行政というのは、お願いするだけでは動かない。まず市民の方から動いてしまって、それを認めてもらうこと。角さんは、少しずつ市民活動と行政との関わり方のコツをつかんでいきました。
「遊び場を考える会」
さらに公園について調べていくうちに、角さんたちは「冒険遊び場」という自分たちの考えていたような遊び場があることを知り、国分寺市プレイステーションに通うようになりました。しかし、自宅からバスや徒歩で約45分の道のりを、小さい子どもを連れて移動するのは大変。そこで、家の近くにも「冒険遊び場がほしい」と提案。公園担当行政だけでなく、都市計画の部署をも訪ねて話を聞き、行政の仕組みや政策立案の流れを勉強するうちに、実現には10年かかることに気づきました。それなら10年がかりでやろう、と決意しました。
実現のためには、プランを立て、文章化することが大事であることもわかったので、「遊び場を考える会」を立ち上げ、調査結果を「遊び場マスタープラン」という冊子にまとめ、市に提出。市の人は、この文章に目を通し、部分的にでも活かしてくれているといいます。こうした地道な努力が、プレイステーションの運営の受託という現在のNPO活動につながっています。

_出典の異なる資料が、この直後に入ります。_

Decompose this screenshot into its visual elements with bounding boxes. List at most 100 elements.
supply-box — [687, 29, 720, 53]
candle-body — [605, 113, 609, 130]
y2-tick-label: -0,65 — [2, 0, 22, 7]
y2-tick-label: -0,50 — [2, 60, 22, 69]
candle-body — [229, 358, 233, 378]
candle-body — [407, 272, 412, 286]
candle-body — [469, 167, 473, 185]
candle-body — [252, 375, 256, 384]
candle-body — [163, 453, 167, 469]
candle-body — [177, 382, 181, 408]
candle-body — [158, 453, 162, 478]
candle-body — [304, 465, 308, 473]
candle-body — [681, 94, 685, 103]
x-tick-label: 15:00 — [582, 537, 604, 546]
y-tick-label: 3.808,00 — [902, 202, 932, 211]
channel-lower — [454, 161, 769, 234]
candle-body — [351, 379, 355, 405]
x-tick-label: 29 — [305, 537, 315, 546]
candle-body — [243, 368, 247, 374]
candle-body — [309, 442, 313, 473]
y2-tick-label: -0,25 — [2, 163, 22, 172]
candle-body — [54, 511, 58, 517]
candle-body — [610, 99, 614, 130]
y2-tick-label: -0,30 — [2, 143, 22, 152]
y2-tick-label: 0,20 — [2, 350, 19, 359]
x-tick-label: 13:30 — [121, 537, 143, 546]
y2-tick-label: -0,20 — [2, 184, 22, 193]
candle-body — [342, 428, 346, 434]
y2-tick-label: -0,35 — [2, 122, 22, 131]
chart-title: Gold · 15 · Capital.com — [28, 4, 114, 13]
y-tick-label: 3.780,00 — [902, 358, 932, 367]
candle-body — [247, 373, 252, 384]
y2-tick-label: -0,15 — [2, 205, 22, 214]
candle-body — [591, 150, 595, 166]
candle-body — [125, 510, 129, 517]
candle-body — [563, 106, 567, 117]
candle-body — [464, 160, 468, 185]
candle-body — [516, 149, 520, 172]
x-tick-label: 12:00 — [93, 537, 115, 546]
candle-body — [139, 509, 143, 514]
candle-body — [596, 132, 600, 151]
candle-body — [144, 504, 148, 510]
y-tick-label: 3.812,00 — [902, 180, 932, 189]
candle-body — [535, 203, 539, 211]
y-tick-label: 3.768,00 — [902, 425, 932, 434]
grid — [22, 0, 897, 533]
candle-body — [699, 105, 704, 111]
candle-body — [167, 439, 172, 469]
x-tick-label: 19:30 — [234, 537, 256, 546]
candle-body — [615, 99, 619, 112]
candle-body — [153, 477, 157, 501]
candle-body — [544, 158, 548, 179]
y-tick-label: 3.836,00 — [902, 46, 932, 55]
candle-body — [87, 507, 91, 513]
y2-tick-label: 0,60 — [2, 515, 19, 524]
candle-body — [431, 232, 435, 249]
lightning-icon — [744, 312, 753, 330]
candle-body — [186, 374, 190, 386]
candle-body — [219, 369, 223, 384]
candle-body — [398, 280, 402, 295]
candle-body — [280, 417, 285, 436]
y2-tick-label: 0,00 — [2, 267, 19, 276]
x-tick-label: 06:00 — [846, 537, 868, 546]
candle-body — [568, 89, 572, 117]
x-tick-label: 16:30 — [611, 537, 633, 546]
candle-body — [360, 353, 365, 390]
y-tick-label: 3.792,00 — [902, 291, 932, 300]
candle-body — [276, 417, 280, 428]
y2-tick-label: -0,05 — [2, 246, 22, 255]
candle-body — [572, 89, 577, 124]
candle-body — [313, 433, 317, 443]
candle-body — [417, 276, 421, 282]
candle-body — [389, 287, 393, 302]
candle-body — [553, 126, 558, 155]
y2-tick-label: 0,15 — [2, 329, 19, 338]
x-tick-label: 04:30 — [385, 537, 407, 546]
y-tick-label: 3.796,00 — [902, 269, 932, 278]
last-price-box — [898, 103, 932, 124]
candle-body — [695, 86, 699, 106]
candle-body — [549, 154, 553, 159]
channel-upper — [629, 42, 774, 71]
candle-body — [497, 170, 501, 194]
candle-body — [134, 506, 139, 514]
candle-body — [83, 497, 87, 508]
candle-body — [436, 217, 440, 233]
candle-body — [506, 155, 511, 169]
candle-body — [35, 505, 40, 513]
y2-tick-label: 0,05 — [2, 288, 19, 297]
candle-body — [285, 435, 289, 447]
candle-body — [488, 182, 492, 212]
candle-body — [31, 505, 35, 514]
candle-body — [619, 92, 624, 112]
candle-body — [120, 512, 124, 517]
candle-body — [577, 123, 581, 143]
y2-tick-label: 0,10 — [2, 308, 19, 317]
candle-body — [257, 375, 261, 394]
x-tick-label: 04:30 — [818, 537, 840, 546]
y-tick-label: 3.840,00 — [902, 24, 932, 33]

「子どもと向き合うことは自分の生き甲斐をあきらめることだと思わずに、子育てを通じて社会的に生きることも十分可能だという例を、自分たちの活動から汲みとってほしい」と角さんはいいます。知識をつけると同時に、現場での小さな交渉の努力を厭わず続けていくこと。それが角さんの地道な活動とその成果を支えているのでしょう。